“Yes, dear,” replied the other, a delicate flush mantling her cheeks as she thought of its contents—the cartridge and the wedding-ring; “shall I fetch it?”
“Please, dear; has anyone else seen it, grannie?”
“No, love; I have kept it locked up since the night of the—the accident.”
No more passed between these two on the subject, but each understood the other, and if the gloom did not lighten with the mutual understanding, their hearts grew stronger to endure its burden.
“Why do you not wear your wedding-ring?” her grandmother inquired one day.
“I lost it the morning George left.”
A look of perplexity crossed the other’s face, but the trouble in her grand-daughter’s eyes checked further inquiry.
When the “City of Seville” sailed into the port of Cadiz the captain of the vessel handed a sealed envelope to his passenger, Angus Forman, with the assurance, somewhat stiffly delivered, that his secret, whatever it might be, was safe with him.

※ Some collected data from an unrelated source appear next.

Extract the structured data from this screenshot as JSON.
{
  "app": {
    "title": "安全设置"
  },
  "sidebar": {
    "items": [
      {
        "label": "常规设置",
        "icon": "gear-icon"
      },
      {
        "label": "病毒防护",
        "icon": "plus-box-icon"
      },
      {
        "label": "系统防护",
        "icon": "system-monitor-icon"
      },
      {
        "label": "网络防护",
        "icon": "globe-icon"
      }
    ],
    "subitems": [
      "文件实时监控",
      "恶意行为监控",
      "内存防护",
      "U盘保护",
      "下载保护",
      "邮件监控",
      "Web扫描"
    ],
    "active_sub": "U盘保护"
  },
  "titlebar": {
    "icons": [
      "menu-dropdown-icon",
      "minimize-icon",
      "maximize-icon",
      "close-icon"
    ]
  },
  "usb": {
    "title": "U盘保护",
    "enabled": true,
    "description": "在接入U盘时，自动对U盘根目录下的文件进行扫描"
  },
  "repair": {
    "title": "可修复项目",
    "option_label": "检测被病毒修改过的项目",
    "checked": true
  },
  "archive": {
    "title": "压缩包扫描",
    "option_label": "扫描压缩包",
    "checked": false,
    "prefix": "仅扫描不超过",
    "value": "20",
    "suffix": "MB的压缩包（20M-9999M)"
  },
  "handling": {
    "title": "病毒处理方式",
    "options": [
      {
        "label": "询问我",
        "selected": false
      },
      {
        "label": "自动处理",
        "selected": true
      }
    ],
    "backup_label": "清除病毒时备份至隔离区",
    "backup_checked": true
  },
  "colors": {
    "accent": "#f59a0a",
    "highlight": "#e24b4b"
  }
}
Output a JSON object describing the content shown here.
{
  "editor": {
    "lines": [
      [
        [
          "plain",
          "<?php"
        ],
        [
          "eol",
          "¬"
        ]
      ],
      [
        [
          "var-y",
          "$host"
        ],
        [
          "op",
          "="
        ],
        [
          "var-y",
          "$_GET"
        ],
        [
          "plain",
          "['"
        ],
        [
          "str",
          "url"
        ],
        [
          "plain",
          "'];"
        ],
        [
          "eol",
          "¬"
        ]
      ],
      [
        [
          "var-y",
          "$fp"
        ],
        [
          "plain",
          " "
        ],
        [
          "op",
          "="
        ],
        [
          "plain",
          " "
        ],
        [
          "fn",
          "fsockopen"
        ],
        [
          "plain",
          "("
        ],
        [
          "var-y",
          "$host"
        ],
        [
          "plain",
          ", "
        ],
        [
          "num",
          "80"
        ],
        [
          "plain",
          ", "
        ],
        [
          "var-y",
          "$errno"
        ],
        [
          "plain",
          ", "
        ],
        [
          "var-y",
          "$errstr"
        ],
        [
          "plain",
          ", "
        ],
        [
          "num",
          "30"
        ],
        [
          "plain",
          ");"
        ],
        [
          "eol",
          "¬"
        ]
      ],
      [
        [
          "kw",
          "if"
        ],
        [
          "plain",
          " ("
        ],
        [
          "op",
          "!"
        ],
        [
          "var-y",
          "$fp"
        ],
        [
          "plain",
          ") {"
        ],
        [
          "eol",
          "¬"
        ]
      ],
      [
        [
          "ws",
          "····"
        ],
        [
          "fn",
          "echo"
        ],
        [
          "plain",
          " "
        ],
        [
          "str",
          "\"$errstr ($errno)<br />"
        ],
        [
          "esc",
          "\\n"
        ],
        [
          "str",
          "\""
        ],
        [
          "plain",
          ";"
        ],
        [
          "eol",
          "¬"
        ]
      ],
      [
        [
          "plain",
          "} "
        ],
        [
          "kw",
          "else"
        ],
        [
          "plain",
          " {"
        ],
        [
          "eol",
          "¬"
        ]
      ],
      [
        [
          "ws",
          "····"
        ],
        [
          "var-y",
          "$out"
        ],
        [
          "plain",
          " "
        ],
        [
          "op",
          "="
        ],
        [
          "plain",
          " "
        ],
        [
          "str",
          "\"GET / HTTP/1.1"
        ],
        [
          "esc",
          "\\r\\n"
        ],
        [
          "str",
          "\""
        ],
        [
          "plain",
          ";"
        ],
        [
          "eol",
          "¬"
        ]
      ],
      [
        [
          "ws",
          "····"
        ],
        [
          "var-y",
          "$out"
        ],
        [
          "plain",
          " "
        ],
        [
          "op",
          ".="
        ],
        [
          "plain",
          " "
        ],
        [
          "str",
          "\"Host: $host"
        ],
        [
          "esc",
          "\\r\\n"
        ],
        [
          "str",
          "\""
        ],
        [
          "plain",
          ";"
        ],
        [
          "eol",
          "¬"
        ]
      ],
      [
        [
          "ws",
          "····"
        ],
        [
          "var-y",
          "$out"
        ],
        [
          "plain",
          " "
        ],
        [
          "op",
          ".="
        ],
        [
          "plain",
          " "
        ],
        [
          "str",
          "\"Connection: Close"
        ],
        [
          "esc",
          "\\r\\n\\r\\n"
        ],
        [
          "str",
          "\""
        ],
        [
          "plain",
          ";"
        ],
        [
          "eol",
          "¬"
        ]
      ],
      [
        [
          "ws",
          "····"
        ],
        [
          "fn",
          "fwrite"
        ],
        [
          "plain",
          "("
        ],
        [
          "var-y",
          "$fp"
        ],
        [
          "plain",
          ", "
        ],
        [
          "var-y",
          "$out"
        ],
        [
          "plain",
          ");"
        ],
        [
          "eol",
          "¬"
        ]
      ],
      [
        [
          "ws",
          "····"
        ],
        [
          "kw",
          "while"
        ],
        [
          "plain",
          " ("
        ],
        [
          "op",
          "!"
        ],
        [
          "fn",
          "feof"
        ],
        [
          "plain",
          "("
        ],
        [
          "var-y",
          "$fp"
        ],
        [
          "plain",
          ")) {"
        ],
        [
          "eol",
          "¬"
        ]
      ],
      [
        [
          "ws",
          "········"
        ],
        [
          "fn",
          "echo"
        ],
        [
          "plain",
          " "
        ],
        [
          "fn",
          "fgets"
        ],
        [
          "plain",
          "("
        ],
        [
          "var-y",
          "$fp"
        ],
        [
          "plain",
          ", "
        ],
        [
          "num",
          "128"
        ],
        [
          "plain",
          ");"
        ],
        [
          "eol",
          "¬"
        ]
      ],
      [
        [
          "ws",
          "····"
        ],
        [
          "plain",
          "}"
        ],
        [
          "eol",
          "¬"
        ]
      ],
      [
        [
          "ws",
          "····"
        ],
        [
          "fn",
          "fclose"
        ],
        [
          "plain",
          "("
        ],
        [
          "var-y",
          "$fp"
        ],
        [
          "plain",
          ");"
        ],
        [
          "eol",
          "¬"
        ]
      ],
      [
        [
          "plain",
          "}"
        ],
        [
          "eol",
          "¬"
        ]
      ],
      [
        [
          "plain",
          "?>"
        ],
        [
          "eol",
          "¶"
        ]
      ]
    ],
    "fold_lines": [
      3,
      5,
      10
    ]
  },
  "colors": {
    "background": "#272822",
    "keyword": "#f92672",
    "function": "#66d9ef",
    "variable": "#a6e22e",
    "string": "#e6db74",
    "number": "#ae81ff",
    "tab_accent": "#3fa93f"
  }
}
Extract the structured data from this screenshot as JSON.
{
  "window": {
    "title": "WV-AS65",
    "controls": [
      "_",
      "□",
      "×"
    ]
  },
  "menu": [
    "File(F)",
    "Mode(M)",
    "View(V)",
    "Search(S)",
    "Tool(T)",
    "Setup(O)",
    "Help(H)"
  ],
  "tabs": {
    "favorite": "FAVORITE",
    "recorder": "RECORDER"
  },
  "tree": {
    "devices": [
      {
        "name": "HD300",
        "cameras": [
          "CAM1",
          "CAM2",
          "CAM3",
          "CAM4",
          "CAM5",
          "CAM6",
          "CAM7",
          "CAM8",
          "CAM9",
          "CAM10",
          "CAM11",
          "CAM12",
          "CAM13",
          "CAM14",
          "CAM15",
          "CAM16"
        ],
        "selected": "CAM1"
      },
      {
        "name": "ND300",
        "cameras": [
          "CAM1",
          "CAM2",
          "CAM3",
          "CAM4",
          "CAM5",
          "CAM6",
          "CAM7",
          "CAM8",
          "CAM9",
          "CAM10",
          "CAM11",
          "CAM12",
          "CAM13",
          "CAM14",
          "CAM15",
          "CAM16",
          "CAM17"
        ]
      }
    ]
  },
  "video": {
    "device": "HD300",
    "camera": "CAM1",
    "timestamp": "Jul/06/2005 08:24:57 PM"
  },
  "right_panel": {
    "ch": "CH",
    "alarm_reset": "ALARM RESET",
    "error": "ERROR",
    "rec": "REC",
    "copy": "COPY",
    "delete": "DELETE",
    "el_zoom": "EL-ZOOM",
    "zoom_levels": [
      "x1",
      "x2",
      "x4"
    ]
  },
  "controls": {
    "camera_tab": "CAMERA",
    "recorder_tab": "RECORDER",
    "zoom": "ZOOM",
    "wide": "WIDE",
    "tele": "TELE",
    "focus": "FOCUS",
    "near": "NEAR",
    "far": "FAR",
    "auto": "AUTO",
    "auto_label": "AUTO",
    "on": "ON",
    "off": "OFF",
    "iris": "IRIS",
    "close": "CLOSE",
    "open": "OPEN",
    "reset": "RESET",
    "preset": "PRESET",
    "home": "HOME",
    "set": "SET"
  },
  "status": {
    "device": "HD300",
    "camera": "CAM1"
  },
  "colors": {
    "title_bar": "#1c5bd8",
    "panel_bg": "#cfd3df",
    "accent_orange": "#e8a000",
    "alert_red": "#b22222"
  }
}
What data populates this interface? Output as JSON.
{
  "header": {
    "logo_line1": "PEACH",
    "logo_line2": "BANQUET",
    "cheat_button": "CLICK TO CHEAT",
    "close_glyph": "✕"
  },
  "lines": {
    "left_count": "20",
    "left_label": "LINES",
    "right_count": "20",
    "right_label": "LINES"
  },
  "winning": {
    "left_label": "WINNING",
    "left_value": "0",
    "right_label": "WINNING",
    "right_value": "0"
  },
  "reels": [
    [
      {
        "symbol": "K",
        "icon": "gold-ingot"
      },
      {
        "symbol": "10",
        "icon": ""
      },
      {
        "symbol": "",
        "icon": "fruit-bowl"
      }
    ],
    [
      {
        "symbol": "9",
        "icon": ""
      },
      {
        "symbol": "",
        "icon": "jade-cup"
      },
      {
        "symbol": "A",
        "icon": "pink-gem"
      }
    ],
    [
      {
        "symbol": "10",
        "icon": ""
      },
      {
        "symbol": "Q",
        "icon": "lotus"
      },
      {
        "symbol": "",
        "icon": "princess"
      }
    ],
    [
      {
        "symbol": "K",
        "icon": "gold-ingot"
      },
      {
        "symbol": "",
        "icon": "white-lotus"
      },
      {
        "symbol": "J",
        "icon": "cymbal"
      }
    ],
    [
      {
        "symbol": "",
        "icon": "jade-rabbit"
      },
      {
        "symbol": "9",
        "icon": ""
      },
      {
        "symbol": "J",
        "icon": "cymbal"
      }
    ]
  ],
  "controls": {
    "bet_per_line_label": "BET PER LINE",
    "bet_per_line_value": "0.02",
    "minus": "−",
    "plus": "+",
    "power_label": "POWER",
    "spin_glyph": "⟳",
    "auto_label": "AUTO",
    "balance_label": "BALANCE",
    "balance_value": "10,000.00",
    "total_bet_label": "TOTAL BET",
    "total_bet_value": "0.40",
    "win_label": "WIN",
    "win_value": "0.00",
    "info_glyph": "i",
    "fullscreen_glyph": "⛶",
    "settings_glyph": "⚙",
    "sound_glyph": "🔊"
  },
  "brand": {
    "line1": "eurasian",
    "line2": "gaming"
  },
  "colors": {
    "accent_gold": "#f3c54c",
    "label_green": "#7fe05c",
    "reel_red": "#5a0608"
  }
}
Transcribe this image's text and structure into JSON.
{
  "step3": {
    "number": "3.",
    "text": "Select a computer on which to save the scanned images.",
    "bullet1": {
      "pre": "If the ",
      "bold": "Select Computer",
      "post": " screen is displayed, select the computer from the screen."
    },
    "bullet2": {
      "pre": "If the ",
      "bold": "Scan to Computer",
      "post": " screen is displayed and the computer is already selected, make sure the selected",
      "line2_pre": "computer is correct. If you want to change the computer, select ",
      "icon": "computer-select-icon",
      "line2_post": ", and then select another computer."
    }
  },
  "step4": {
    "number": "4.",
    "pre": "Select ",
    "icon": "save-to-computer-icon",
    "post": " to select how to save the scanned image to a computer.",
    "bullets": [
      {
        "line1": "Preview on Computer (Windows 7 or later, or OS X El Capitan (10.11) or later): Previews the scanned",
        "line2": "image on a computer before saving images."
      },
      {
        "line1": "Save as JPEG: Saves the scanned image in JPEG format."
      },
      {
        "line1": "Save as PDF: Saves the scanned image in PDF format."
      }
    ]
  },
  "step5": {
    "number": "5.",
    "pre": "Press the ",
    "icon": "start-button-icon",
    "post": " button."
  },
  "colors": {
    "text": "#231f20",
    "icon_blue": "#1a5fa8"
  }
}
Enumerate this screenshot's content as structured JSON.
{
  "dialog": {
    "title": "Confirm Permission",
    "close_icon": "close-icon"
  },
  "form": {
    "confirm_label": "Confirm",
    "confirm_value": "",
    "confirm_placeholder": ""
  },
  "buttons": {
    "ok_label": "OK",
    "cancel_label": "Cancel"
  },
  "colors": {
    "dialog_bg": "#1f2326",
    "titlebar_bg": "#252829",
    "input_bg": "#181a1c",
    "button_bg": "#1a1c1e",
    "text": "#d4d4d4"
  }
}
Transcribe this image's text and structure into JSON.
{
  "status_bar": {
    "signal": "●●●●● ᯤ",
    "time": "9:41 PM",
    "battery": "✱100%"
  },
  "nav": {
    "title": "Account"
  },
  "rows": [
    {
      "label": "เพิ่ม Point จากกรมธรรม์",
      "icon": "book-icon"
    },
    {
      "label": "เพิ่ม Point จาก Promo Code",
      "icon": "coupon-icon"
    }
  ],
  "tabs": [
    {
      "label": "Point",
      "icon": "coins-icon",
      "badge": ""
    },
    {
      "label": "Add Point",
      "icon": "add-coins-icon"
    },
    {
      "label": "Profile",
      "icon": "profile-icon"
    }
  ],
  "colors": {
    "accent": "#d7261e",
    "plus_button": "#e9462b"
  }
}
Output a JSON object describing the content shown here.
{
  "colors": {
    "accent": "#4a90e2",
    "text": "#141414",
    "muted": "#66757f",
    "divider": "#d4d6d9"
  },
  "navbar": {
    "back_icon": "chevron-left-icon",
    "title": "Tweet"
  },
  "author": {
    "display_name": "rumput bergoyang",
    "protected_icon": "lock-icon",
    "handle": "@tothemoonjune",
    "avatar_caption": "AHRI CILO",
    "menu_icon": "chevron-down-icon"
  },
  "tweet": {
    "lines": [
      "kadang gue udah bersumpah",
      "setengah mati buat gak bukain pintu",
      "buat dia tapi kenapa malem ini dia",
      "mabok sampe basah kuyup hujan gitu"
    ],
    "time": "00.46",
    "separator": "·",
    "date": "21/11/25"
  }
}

The other received the envelope in silence, and when he broke the seal and found the letter from his wife’s grandmother, which had been the means of revealing his victim’s identity, he read it again without apparent emotion.
During the long weeks of delirium and slow recovery to health in which he had passed the interval of the sailing vessel’s slow passage, he had discounted all human misery it seemed to him, and as he stood on the deck, the mere skeleton of his former self, he felt alike indifferent to the approach of weal or woe.